Powerful web crawlers, natural language processing, and machine vision with machine learning computations on top have managed to massively increase the size of enterprise-use knowledge bases for a fraction of the price. A huge range of useful enterprise data is available online as well as in the news. It simply needs to be structured.
Among general use knowledge graphs, GDELT and Diffbot provide the largest coverage areas. Where GDELT automates the organization of facts from worldwide newspapers, Diffbot crawls the entire web and pulls out entities and facts.
Natural language processing pushed to layers one through three listed earlier in this article also enable enterprises to pick and choose where to source their knowledge graphs from. The following sources are commonly parsed into enterprise knowledge graphs:
- Firmographic data
- Technographic data
- Internal documents
- News or social media mentions
- Product catalogs
- Review data
- Real world events
- Customer data
- Prospect data
- Investigative data
- Supply chain data
- Among others
While a work-in-progress in many hard problem areas, AI has proven to be the first step change in the cost per fact accumulation in modern times. For example, looking at Diffbot – largest commercial Knowledge Graph provider – cost per fact accumulation compared to Cyc or Freebase shows an improvement of roughly x2500.
From Knowledge Graphs to Knowledge Workflows
One of the main issues that persists even after organizations have well populated and topical knowledge graphs is that of not thinking in terms of knowledge workflows. Similarly to some of the often touted downsides of data lakes, knowledge graphs can fall prey to accumulating huge amounts of information that doesn’t get in front of the right team members at the right time.
Like any other data store, the accumulation of a “larger” knowledge graph can be more of a liability than an asset.
- Data becomes stale
- Data “islands” emerge
- No understanding of overall data structure
- Messy data provenance
The real benefits of knowledge graphs surface when high volume and velocity data can be structured in an automated way to solve data gathering issues for discrete teams.
While many unique use cases have not been explored by major knowledge graph providers, strengths of present knowledge graph architectures include the following:
- Graph databases are flexible, containing many different entity types
- Graph databases are centered around relationships between entities (linked data providing context)

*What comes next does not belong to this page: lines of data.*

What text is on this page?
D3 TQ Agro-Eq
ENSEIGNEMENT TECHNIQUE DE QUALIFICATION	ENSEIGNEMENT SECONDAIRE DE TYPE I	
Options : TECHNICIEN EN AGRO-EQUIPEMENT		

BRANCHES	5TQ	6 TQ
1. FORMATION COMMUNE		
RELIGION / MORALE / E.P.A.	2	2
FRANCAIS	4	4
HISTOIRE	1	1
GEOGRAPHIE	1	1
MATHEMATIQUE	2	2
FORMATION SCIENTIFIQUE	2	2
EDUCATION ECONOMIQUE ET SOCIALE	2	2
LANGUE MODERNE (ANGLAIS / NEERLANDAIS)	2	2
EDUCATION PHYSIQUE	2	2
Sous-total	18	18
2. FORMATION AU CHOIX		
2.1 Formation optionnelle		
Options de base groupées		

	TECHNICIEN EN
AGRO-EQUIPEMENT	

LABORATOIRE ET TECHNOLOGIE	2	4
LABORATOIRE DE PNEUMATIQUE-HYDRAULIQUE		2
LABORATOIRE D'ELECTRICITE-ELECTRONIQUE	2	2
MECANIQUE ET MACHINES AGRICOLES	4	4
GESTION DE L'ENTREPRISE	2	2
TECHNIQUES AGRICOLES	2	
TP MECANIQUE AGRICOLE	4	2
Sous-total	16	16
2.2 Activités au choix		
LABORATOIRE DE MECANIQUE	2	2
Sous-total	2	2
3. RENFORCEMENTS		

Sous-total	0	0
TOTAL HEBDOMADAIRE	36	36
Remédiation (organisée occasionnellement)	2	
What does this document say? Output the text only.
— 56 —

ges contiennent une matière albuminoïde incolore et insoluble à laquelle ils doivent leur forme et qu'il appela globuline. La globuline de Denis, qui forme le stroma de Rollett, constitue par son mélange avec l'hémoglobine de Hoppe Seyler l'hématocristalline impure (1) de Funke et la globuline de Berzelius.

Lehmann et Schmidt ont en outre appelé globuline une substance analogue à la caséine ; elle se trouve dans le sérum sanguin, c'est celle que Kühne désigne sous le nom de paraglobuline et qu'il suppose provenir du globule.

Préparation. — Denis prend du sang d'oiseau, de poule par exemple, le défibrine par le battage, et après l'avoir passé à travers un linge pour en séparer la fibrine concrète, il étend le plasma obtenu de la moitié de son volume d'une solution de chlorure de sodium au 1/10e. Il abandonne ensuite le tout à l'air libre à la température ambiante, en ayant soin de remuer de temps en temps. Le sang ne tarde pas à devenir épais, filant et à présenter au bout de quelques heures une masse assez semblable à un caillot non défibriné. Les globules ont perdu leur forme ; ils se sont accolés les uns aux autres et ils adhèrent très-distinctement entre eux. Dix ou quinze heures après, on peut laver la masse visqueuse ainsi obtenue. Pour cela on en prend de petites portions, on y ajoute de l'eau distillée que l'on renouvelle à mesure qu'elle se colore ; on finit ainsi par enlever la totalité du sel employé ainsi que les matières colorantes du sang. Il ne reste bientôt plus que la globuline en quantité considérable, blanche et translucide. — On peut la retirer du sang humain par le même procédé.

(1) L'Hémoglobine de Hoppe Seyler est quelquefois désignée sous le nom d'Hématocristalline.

- Unlike relational databases which may require complex joins to retrieve linked data, graphs offer performance benefits
- New fact types can be added “on the fly” as the world they’re representing changes
- Each entity has a universal identifier (disambiguation)
- Data provenance providing explainability to each constituent fact
- High expressivity for modeling complex domains
While knowledge graphs power major services we depend on (Netflix, Spotify, Google search, etc.), for most organizations successful implementations of knowledge-as-a-service involves pairing specific KG strengths with specific needs. The largest portion of future knowledge-as-a-service promise involves freeing workers from specific drudgeries related to fact accumulation and trend spotting in their role. And that’s a win that’s well underway!